This is a code repository for my thesis project aimed at distinguishing fake news articles from real news articles in an unsupervised early detection approach using clustering techniques. A secondary aim of my thesis was to investigate whether or not clustering the news articles in dataset into their respective topics and then fitting the clustering models on the each topic cluster would improve the overall clustering performance of the models. This was done because it was believed that articles written about Donald Trump for example would have different linguistic styles and semantic features than articles written about healthcare.
A number of packages are required. This can be found in the requirements.txt file. To install these packages simply pip install the packages by entering the following command in a terminal window after having navigated to the folder where the python files are located.
pip install -r requirements.txt
The dataset used in this thesis was the [FakeNewsNet] (https://github.com/KaiDMML/FakeNewsNet) dataset and can be downloaded following the instructions its repository. Once the data has been downloaded, which is unfortunately a time consuming processes, it must be saved to a folder named 'Dataset'. Once the dataset has been downloaded, a secondary dataset must be downloaded from https://www.dropbox.com/s/gho59cezl43sov8/FakeNewsNet-master.zip?dl=0 and must be saved in the same folder as the FakeNewsNet dataset.
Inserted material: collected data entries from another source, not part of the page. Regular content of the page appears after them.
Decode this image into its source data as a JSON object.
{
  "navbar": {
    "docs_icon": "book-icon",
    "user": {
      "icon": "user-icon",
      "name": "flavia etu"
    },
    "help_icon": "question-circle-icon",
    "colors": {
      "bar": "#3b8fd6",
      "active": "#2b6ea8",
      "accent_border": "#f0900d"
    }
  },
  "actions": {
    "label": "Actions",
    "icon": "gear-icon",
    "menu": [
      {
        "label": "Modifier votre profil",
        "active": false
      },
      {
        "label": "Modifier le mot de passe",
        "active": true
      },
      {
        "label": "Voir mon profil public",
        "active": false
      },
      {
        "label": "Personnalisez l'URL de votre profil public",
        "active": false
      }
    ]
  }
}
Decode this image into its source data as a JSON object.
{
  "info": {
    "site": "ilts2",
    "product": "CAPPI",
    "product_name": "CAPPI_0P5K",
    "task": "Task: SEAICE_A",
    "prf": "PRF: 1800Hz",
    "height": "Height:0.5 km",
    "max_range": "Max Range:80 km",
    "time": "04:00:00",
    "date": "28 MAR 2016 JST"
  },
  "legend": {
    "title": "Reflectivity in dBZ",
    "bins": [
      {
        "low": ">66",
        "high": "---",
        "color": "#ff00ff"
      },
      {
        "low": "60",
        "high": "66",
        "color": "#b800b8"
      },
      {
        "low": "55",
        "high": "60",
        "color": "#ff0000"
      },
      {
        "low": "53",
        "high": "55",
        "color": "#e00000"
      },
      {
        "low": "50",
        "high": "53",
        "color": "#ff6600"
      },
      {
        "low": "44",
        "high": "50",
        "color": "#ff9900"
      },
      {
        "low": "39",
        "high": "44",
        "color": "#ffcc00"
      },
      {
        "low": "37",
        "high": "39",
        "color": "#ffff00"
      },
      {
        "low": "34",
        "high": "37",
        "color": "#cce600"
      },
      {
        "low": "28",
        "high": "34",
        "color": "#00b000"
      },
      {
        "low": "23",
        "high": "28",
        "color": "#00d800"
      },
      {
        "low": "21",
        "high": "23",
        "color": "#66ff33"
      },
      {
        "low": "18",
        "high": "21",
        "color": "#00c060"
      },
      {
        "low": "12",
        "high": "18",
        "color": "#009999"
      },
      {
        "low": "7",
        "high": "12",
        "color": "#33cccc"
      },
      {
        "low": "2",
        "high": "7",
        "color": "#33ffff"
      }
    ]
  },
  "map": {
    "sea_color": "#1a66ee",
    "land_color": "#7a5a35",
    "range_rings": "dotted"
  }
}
This dataset is only used to train the Doc2vec model used in the experiment.
Once the datasets have been downloaded, to run the whole experiment simply navigate to the location of the python files and enter the following in a terminal window
python pipeline.py
This will run the whole experimental process of extracting the necessary data from the downloaded files, then it will preprocess it, then the doc2vec models will be trained and then the topic detection experiment will run and finally the fake news detection phase will run.
Unfortunately a large portion of the handcrafted features used in this project come from the LIWC lexicon which is a proprietary piece of software. Its unclear as to whether or not it would be ok to simply upload the features it creates to then go and create the handcrafted feature set so it was decided to err on the side of caution and not upload the features it creates. The handcrafted feature set is therefore excluded from the pipeline of the experiment and all code related to it is commented out of each file. Fortunately the feature set proves to be a poor feature set to learn to distinguish fake news from real news in an unuspervised setting.
Fake news poses a significant threat to the world’s democratic systems. It is an ever-growing, ever-changing problem with no clear solution in sight. Interest in fake news has grown substantially in recent years with fake news hitting mainstream headlines across the world with some people believing it played a role in the election of Donald Trump in the U.S presidential election. With public interest in fake news growing, people are looking for answers to this problem. Research into fake news today shows promising results but still faces a number of challenges. Perhaps the most significant is that current approaches rely heavily on good quality labelled data, which is mainly obtained through fact-checking resources such as Snopes or PolitiFact. This has its drawbacks. It cannot scale to the increasing volume of fake news being produced, nor can it scale to the expanding subject areas fake news is infesting. There is a clear need for unsupervised approaches that do not rely on labelled data. As unsupervised approaches are often less accurate than supervised approaches, it is believed that an unsupervised approach would act as an early detection method, the first line of defence in a fake news detection ecosystem. As such, there are limited features an early detection approach can rely upon. In the early stages of a fake news article’s lifecycle, social context features such as source information or social interaction information may not be available. Therefore an unsupervised early detection approach that is aimed at distinguishing real news articles from fake news articles can only rely on the news content of a news article, such as the text of the article.
The approach developed in this project makes use of only the text of the article. It represents this text as a doc2vec embedding and attempts to learn latent features of this article using an autoencoder with a clustering objective function. Comparisons between the results of the autoencoder and a baseline K-means model are made. Further to this, clustering news articles into topics and training an unsupervised model on each cluster may improve the overall clustering performance. An article written about Donald Trump could be very different from one written about healthcare, for example. Clustering articles into topics could be considered a form of feature reduction, allowing models to better learn features that distinguish real news from fake news when features that distinguish one topic from another are removed. The average performance of the models trained on the topic clusters are compared against the performance of the models trained on the whole dataset.
The findings of the project are that the autoencoder could not learn latent features of the article that improved its clustering performance when measured by clustering accuracy, normalised mutual information and adjusted rand index. The baseline K-means model outperformed it. Signs were observed that indicate training unsupervised models on data that has been clustered into topics slightly improves upon the performance of the models when trained on the whole dataset. However, the results in both cases indicate near-random labelling. The results of this project indicate that for unsupervised approaches text alone is not sufficient for models to learn features of fake news to distinguish it from real news. Moreover, while clustering news into topics shows signs of improving the clustering performance of unsupervised models, the improvements do not warrant further investigation into this line of research before a form of text representation is tested that captures features of fake news that better distinguishes it from real news.